The fines can be thousands of dollars.

This sounds like a ghost story old men tell around the campfire. Look over this list of CAA violations related to engines. https://www.epa.gov/enforcement/clean-air-act-vehicle-and-engine-enforcement-case-resolutions

The violators are overwhelmingly importers, manufacturers, or shops that removed emissions equipment. I don’t see any fines for individuals that modified their own cars. I’m guessing that individuals are not an enforcement priority for the EPA.

Even if you owned a car that had its emissions controls removed, the EPA would have to prove you removed it or conspired to remove it (e.g. by paying a shop to remove it). States could fine people who operate cars on public roads without emissions equipment but it’s much easier to catch those cars with annual inspections if states really care. Many states don’t inspect older cars for emissions.

It’s illegal and the EPA will go after shops that do this.

Tons. I’ll bet that many '70s and early '80s models with finicky emissions equipment like air pumps and computer controlled carbs are more likely to be sold today without that equipment than with it. Once it’s gone, few owners will put it back. California is probably the exception because they do annual emissions inspections on even these old models and they visually look for the equipment even if the car passes the emissions test. In other states, it’s easier to get away with driving a car that is not in compliance.

IANAL, but I don’t see anything in the law cited that would make such modification illegal for the ultimate purchaser to perform. Everything there is about modifications made prior to a final sale. So, as long as you never sell the vehicle I don’t see how that law would apply to you.

Of course, if would not surprise me if the resulting vehicle would be illegal to operate on public roads in many states, but that’s beyond the scope of the OP’s question.

I got my citation wrong. It’s paragraph (a)(3)(A), which says it’s illegal:

A 1980 MGB has lowered compression and a single Stromburg Carb and may have a bit of detuned spark advance.
That is the HP loss.
The air injector pump, unless the bearings are seizing, takes nothing appreciable to turn, and the catalyst used on them is just the bare minimum to make the EPA happy, it does not restrict much (nor do much either)

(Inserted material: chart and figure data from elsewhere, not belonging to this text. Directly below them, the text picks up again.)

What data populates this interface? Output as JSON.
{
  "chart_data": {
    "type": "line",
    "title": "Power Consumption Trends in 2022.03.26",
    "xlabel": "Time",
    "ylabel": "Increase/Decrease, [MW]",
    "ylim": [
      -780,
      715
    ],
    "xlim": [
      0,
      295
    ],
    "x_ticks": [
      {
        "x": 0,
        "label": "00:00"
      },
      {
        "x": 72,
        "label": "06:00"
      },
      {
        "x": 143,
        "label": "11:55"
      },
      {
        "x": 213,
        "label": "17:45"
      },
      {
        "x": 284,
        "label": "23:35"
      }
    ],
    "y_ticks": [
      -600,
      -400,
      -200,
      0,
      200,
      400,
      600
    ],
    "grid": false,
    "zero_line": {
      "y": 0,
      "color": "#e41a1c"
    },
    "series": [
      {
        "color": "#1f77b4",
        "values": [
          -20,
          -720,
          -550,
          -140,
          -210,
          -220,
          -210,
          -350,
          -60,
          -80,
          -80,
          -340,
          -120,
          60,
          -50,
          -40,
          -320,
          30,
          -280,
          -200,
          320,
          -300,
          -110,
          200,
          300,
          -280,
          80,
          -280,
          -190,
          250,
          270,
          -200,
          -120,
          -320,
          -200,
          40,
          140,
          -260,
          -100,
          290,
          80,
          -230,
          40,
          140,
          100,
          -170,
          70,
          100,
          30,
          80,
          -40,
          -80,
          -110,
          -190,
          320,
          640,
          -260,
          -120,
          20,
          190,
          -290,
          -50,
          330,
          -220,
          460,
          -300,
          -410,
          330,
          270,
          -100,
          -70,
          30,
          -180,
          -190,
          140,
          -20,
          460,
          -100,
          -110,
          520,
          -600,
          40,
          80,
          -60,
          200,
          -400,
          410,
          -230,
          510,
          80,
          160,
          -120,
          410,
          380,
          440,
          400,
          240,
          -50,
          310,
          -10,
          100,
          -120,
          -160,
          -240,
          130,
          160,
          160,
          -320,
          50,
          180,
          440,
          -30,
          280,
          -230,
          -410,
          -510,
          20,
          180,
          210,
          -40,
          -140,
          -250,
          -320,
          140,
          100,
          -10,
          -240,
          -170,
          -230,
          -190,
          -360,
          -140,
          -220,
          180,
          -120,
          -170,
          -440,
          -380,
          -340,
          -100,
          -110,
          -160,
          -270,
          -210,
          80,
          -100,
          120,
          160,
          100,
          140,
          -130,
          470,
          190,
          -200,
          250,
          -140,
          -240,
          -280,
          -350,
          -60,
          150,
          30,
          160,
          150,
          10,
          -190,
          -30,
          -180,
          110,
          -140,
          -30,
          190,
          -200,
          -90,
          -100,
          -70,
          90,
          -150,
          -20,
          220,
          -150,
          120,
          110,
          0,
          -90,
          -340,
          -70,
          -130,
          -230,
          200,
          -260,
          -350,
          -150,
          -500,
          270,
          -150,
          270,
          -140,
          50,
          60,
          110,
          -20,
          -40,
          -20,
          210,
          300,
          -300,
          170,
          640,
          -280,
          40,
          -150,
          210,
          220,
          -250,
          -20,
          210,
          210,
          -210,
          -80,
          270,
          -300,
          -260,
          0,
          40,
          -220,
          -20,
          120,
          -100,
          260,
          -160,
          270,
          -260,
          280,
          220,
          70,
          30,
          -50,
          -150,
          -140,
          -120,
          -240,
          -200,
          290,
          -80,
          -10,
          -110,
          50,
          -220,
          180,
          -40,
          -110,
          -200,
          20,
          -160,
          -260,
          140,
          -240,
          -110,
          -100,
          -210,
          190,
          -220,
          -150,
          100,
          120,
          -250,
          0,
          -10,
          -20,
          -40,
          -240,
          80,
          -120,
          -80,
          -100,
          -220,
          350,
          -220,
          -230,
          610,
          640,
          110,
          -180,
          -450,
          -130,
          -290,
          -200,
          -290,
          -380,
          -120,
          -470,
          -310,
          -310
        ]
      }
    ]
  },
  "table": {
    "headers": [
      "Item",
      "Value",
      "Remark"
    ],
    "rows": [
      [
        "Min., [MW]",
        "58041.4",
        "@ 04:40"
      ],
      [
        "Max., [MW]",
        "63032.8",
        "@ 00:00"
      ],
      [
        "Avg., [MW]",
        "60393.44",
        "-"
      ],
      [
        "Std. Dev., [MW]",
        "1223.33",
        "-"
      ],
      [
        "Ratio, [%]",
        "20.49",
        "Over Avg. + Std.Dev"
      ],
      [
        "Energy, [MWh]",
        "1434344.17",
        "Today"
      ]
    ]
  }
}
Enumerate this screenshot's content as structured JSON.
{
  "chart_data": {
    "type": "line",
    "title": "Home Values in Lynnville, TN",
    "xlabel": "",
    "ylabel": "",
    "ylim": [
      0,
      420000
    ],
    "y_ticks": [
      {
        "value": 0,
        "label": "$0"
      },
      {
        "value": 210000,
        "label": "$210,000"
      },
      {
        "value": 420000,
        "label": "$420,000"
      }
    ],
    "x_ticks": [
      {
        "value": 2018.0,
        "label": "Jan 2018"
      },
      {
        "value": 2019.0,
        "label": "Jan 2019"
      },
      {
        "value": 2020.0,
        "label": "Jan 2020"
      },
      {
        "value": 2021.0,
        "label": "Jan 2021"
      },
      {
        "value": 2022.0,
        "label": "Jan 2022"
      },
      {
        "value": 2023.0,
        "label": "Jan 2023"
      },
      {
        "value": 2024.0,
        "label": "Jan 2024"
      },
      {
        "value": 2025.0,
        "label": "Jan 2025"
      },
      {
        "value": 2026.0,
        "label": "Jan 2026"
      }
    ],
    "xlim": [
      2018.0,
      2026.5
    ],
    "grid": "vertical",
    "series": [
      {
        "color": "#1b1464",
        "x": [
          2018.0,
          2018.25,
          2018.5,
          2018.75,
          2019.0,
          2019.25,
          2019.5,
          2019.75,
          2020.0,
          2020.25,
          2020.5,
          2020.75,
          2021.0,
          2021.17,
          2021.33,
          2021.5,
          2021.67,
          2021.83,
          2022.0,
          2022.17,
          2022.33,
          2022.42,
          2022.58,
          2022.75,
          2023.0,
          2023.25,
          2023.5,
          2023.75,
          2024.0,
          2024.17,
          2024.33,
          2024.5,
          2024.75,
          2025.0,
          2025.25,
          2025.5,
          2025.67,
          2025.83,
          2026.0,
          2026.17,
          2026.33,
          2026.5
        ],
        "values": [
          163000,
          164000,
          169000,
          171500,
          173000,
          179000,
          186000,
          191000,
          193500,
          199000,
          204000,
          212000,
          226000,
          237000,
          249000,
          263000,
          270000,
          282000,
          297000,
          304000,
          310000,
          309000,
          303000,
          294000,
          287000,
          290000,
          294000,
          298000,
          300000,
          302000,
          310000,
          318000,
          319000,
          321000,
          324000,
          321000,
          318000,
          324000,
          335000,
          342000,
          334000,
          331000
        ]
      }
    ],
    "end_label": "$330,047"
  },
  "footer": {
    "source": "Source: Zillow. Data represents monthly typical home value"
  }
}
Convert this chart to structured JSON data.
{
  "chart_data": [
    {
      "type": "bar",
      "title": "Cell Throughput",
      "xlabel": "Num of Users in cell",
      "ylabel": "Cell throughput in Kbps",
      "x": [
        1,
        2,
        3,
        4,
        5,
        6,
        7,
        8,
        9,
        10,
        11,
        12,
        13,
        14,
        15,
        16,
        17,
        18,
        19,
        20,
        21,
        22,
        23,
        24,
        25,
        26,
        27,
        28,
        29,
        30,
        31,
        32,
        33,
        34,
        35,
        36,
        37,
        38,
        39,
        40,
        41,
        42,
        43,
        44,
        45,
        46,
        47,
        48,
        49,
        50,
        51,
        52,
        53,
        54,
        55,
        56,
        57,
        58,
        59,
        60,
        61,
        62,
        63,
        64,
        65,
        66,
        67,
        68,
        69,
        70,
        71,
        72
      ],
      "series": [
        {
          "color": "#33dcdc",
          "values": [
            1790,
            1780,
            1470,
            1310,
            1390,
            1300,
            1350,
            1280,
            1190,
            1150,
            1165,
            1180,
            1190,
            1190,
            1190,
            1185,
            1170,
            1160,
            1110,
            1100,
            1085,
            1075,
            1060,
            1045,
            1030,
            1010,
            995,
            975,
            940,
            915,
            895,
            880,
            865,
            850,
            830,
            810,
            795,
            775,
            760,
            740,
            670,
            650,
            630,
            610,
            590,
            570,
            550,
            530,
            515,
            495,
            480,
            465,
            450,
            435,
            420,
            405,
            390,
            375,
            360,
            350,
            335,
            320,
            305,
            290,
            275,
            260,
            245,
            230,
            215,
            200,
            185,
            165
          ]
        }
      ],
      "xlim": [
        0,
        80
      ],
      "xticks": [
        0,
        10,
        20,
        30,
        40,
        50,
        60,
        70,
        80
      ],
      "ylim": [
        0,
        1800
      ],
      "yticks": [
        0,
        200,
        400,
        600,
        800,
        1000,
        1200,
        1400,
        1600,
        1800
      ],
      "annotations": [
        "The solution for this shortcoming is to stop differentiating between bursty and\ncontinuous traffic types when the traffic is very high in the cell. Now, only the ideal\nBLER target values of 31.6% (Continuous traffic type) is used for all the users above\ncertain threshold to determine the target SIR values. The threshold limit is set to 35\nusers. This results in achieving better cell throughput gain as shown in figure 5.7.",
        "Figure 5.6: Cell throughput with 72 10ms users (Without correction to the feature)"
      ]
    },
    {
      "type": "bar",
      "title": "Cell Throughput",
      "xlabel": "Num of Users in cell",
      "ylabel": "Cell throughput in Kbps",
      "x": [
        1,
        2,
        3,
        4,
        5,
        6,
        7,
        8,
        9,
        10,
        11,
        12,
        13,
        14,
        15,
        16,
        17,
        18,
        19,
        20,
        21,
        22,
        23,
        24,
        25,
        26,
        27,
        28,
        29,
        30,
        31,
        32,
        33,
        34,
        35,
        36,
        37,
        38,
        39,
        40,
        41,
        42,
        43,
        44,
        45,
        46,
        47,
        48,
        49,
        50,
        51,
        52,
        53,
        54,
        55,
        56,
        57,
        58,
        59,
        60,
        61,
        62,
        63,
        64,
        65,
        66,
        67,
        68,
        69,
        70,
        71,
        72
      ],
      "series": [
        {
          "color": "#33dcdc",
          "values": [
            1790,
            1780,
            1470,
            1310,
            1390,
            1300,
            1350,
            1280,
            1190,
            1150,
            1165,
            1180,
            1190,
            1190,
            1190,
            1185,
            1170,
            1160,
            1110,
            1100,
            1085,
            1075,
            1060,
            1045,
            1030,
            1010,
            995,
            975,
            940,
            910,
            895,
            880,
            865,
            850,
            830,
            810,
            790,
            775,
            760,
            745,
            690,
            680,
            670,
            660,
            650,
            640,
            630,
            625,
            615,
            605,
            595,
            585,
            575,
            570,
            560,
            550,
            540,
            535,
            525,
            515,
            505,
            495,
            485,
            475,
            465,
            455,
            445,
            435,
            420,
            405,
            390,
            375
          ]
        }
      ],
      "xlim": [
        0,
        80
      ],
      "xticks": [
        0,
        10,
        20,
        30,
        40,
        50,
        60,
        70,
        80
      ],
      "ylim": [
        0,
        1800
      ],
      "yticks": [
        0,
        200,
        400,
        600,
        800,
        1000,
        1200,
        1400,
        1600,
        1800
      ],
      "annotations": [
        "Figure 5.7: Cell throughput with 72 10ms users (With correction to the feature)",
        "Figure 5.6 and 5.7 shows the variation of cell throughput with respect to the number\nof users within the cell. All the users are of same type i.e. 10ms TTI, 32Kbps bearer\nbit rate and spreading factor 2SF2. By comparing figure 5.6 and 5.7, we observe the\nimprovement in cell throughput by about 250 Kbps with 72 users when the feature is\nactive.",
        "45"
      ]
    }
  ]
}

You would not gain anything from de-smogging it really.

The 1980 MGB is also carrying around probably 100 or more extra pounds in those
crash safety big rubber covered steel bumpers.

On cars with a catalytic converter the exhaust can be unbolted from the exhaust manifold and the canister for the cat can be removed, then put the exhaust back together. This is called ‘gutting the cat’. But now you will begin to get error codes set by your car’s PCM due to the new readings from your O2 sensors. So you replace the O2 sensors with O2 simulators. The simulators will tell the PCM that everything is fine, all of the time, even when it s not, and will never set a code. Some error codes may need to be tuned out by some simple reprogramming.

Of course this is illegal but there is really no way for a DEQ inspection to find this unless your car is running crappy. Many DEQ sites have now gone to reading your engine codes via OBD II and a visual inspection, neither will find this. Clearing your error codes before going in for a test doesn’t work because the engine has to go through several cycles to reset the sensors, so DEQ can tell if you have cleared them before you came in to test. Fool the PCM, no codes, no issue. These tests are really not so much at test as just seeing if your car is in good shape.

Sure, a modern car can be made to run without it. This is what aftermarket tuners do in an effort to get more power out of the engine. For gasoline engines, it may go as far as installing an aftermarket ECU that ignores the usual OBD2 diagnostic sensors and allows the user to input custom fuel, ignition, and/or turbo boost maps.

A popular mod among diesel truck owners is the “DPF delete kit,” which facilitates the removal of the diesel particulate filter (which keeps the tailpipe from releasing soot into the environment). Some folks think it robs them of power/economy, or will clog over time or will damage the engine. Things like this are typically labeled “FOR OFFROAD USE ONLY,” which may or may not offer legal protection to the retail seller, even when the vehicle gets used on-road.